Neuropathology Laboratory, Royal Group of Hospitals Trust, Belfast, Northern Ireland, United Kingdom.
Blood-brain barrier (BBB) breakdown, demonstrable in vivo by enhanced MRI is characteristic of new and expanding inflammatory lesions in relapsing-remitting and chronic progressive multiple sclerosis (MS).
Subtle leakage may also occur in primary progressive MS.
However, the anatomical route(s) of BBB leakage have not been demonstrated.
We investigated the possible involvement of interendothelial tight junctions (TJ) by examining the expression of TJ proteins (occludin and ZO-1 ) in blood vessels in active MS lesions from 8 cases of MS and in normal-appearing white (NAWM) matter from 6 cases.
Blood vessels (10-50 per frozen section) were scanned using confocal laser scanning microscopy to acquire datasets for analysis.
TJ abnormalities manifested as beading, interruption, absence or diffuse cytoplasmic localization of fluorescence, or separation of junctions (putative opening) were frequent (affecting 40% of vessels) in oil-red-O-positive active plaques but less frequent in NAWM (15%), and in normal (< 2%) and neurological controls (6%).
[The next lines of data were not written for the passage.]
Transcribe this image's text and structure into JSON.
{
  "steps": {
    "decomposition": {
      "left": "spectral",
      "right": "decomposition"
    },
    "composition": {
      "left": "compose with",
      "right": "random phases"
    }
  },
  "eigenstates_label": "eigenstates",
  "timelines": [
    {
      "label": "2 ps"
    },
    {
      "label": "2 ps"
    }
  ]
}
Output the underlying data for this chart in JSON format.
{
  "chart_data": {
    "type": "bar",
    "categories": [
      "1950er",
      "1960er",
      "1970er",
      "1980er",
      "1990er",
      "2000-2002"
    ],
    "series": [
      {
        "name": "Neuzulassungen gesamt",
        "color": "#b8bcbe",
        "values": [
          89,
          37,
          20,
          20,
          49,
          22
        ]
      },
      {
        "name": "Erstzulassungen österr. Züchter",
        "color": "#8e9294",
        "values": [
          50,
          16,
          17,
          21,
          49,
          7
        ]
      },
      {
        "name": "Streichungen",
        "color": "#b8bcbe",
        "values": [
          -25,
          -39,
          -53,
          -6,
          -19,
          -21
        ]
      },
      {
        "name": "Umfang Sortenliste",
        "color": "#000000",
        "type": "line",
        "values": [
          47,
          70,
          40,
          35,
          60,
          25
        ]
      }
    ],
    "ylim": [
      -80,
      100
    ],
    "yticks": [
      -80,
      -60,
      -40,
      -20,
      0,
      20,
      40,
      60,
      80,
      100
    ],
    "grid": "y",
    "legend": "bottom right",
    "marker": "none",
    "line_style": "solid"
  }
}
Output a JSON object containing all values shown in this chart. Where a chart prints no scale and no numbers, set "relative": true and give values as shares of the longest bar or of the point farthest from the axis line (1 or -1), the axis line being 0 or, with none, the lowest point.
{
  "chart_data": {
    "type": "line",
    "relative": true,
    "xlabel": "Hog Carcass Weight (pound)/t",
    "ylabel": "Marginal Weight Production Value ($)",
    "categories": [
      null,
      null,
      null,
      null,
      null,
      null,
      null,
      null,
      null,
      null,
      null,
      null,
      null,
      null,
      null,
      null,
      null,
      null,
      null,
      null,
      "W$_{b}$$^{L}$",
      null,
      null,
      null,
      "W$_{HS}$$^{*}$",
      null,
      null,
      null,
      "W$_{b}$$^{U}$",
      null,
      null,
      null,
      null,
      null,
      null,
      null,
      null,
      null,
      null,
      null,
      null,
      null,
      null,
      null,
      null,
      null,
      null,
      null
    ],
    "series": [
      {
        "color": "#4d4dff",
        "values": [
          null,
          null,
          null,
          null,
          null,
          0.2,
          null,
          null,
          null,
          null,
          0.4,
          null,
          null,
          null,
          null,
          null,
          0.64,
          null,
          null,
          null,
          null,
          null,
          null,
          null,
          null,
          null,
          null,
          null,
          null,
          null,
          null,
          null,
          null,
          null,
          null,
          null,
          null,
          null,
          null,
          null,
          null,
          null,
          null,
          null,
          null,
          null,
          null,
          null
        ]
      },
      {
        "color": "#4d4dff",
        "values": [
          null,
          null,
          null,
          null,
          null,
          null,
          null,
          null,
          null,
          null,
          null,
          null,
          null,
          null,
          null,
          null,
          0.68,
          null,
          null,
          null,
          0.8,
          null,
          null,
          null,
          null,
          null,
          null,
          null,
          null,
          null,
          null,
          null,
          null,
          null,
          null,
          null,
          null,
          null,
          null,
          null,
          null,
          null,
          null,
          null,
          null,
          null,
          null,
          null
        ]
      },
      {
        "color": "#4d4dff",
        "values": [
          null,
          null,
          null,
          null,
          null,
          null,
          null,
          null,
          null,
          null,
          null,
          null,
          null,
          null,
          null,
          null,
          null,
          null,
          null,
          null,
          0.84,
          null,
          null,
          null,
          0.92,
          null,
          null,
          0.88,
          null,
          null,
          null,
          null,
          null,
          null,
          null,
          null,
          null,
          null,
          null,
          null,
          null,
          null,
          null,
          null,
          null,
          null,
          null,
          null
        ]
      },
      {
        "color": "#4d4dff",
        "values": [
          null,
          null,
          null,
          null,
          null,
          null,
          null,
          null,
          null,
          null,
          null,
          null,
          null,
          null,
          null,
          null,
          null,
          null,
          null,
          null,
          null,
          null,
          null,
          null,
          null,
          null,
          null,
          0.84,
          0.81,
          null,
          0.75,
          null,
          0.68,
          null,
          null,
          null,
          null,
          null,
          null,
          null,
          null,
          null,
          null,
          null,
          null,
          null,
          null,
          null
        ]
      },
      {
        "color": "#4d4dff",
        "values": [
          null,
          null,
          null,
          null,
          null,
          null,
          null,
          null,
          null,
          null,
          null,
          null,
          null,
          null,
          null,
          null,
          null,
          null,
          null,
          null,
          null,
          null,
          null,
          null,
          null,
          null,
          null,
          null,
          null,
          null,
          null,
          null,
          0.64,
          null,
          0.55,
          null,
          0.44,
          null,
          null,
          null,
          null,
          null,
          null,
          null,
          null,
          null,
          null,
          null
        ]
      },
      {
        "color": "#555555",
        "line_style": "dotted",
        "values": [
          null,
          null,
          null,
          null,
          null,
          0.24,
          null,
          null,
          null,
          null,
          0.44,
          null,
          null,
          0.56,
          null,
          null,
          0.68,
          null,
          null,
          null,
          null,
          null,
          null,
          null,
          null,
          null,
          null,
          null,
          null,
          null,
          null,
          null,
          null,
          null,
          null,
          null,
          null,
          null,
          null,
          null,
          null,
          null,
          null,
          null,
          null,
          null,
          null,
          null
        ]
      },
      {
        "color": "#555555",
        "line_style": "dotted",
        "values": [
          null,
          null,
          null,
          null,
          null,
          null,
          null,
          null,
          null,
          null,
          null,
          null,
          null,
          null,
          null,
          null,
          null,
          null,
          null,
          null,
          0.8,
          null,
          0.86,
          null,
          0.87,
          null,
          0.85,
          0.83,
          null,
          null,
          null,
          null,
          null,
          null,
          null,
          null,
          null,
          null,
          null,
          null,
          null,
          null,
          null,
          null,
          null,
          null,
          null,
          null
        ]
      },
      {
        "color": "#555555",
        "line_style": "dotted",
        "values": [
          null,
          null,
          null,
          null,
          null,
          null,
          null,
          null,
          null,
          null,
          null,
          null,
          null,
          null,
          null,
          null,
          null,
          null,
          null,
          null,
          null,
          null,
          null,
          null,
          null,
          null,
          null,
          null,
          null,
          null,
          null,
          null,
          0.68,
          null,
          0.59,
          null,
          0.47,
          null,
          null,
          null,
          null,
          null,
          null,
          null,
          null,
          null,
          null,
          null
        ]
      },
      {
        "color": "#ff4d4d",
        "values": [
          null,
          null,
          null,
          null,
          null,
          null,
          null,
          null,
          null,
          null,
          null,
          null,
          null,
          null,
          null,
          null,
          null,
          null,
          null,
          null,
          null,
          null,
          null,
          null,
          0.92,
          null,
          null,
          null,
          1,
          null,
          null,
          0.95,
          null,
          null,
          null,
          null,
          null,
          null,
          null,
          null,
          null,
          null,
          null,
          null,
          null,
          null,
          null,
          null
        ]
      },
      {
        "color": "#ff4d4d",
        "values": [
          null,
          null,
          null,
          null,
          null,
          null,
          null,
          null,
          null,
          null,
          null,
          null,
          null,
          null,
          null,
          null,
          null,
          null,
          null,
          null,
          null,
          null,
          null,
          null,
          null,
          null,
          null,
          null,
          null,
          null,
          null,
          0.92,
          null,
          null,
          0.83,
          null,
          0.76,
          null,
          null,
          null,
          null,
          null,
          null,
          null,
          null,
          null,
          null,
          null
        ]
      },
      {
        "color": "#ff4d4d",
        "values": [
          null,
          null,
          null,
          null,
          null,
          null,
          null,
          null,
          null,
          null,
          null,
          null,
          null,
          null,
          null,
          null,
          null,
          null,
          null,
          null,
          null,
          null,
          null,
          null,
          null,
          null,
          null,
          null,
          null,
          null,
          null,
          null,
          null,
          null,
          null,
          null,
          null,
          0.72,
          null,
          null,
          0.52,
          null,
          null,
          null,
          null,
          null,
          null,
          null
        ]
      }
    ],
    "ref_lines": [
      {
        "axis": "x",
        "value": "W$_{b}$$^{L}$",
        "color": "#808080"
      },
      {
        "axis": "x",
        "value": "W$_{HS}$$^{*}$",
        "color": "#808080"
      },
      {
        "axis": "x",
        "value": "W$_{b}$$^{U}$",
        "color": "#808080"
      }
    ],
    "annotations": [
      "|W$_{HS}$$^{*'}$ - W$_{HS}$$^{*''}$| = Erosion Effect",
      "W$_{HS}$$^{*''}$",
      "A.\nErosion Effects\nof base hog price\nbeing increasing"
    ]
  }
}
Putatively "open" junctions were seen in vessels in active lesions and in microscopically inflamed vessels in NAWM.
Dual fluorescence revealed abnormal TJs in vessels with pre-mortem serum protein leakage.
Abnormal or open TJs, associated with inflammation may contribute to BBB leakage in enhancing MRI lesions and may also be involved in subtle leakage in non-enhancing focal and diffuse lesions in NAWM.
BBB disruption due to tight junctional pathology should be regarded as a significant form of tissue injury in MS, alongside demyelination and axonopathy.